No progress in the past weeks, since my last post.  I’m seriously thinking about hypnosis.  There’s a program that’s recommended by Peer Trainer.  I guess I should go for it, it’s a $100 risk, but they say you can return it for a full refund if it doesn’t work for you.  At best, I can hope to take off another 10 pounds before Australia.  That would be fine, I would be happy with that.

I do feel better these days.  My energy is good, I feel healthier, and my clothes are fitting better.  So even though I haven’t lost any more weight, I know what I’m doing is for the good.

February 17

I think being hungry is my penance for letting myself go and getting fat.  “They” say that you shouldn’t be hungry on Weight Watchers, but I’ll bet “they” have never had eating, food, and weight issues.  Some people are just wired differently and never really feel full or satisfied.  It’s just the way it is.

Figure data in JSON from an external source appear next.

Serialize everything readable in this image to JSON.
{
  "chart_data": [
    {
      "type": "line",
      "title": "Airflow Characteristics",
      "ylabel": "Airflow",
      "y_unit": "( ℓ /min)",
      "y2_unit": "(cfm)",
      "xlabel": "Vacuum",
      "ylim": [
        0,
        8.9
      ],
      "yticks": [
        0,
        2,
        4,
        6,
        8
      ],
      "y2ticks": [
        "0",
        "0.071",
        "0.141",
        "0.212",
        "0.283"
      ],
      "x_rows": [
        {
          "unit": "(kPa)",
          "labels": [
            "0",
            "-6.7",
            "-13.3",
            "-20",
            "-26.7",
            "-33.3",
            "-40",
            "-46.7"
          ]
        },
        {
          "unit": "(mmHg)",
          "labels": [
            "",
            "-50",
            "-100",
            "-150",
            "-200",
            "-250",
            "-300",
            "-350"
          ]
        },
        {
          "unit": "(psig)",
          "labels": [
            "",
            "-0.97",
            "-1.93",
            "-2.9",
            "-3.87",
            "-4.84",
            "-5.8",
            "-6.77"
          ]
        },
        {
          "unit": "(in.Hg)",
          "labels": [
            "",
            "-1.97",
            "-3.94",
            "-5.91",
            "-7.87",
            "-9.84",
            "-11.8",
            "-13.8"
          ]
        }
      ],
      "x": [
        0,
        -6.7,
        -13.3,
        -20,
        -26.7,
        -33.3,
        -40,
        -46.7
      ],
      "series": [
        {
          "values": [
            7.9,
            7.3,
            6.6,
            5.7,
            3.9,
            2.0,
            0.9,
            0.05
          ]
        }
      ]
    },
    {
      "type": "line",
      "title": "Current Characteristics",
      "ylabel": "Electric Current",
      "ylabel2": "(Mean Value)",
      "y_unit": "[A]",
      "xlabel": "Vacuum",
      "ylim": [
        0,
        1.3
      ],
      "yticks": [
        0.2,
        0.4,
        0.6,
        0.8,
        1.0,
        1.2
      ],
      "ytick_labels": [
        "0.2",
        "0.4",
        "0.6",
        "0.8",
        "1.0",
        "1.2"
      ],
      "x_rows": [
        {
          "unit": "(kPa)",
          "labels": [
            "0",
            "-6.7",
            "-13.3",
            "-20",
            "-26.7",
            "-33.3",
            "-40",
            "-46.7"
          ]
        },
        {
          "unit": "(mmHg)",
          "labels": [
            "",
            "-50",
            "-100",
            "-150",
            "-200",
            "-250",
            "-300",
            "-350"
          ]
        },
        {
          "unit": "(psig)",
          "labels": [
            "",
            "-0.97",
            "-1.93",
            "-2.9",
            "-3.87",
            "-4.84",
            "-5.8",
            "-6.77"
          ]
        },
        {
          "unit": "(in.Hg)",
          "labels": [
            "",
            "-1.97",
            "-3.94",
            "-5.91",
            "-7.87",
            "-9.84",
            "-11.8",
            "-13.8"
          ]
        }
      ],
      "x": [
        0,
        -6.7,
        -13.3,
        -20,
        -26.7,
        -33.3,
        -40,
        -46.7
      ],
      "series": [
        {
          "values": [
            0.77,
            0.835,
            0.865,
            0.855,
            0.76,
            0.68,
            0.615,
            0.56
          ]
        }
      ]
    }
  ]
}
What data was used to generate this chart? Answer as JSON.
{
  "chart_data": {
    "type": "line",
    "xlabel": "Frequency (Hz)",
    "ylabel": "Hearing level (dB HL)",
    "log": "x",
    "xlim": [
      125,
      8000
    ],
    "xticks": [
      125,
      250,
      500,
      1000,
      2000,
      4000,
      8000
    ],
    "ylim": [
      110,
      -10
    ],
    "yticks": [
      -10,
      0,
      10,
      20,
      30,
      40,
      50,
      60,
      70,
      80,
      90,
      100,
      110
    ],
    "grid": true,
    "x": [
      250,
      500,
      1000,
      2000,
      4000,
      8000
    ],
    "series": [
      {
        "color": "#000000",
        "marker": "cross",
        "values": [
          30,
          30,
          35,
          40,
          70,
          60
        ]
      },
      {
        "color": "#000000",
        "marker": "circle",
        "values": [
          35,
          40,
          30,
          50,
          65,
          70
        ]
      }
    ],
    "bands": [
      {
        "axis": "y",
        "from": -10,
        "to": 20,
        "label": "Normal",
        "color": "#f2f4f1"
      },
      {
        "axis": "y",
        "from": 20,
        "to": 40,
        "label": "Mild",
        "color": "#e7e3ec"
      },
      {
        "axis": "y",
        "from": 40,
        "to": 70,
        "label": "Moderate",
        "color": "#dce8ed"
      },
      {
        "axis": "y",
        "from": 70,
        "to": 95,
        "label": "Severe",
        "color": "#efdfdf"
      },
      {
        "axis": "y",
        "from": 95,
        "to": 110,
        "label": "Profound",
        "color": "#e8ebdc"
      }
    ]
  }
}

Ok, anyway success continues.  Net change is +26.  Since I started I’ve “lost” 10 pounds.  Only 26 to go to get back to where I started back in 2003.  I can do this.  I am getting used to the hunger. 

February 2

I am so glad to report that I’m making progress.  Joining Weight Watchers was a good move.  I must say, Weight Watchers makes you face your weight gain square in the face.  They don’t let you stay in denial.  I first joined Weight Watchers in 2003, and tracked my weight for about 2 years.  Then late in 2005 or early 2006 I gave it up, thinking I could go it alone.  To my defense, I changed scales and the one I had been using was 10 pounds light. 

Even so, on the weight tracker, my net change is +29.5.  That means that I gained back everything I lost (about 20 pounds) plus at least 10 more.  I went into this weighing 205 pounds!  I’m now down to 198.5.  That’s still absurdly overweight, and quite unhealthy, but at least I can see that this is working.  Ok, 6.5 pounds and counting.

The one thing that I love about Weight Watchers is that I can be normal, and eat normally, just being more aware of portions and choices.  The one thing I’m having a problem with is that same thing, because I’m still learning (relearning) just how many calories or “points” are really in food.  I saw a commercial recently for Alli, where they tell you that they can teach you how to “use” food.  Like it’s a controlled substance.  I guess in my hands it is.

20 pounds to go until June 1.  Yay!

January 2

I had big plans last year… I re-read my page on Waist Management and I was certainly off to a great start.  It should have worked.  But… I fell off the wagon and hit the ground hard.  I have gained a significant amount of weight, in fact, I’m at my heaviest since Amy was born, and I think that I’m at my heaviest in my lifetime.  So, I’m going to turn things around now in 2010.  I have a few things to think about.

First, health.  I cannot afford to lose my health, and having all this extra weight is a real health hazard.

Second, travel.  I don’t want to look fat in all my travel pictures!  It might seem like a shallow reason, and it probably is, but let’s face it…when you’re on the trip of a lifetime, you really want your photos to look good.  Wouldn’t it be great, in 5 months time, if I had lost 26 pounds?  That’s only 1 pound per week, and if I do that I will drop two dress sizes.  That will look pretty good! 

So the first thing I did, and pretty much the only thing so far, is to re-join Weight Watchers online.  They have a darned good program.  I talked things over with Tony and he observed that the only thing that really worked for me in the past was Weight Watchers, so I’m going back on it, and trying to follow all the good advice.

It calls for a lot of record keeping, journaling, blogging, etc.  I will keep up with at least the points tracking, as that’s the most satisfying part for me.  What kills me is when I follow the plan exactly, and exercise, and use  my points, etc… but don’t lose weight.  That’s negative thinking, so I need to find something positive to say about it.  I guess the best thing to say is that if you follow all the plan, and do the exercise, you can’t do yourself any harm, you can only help.  So there!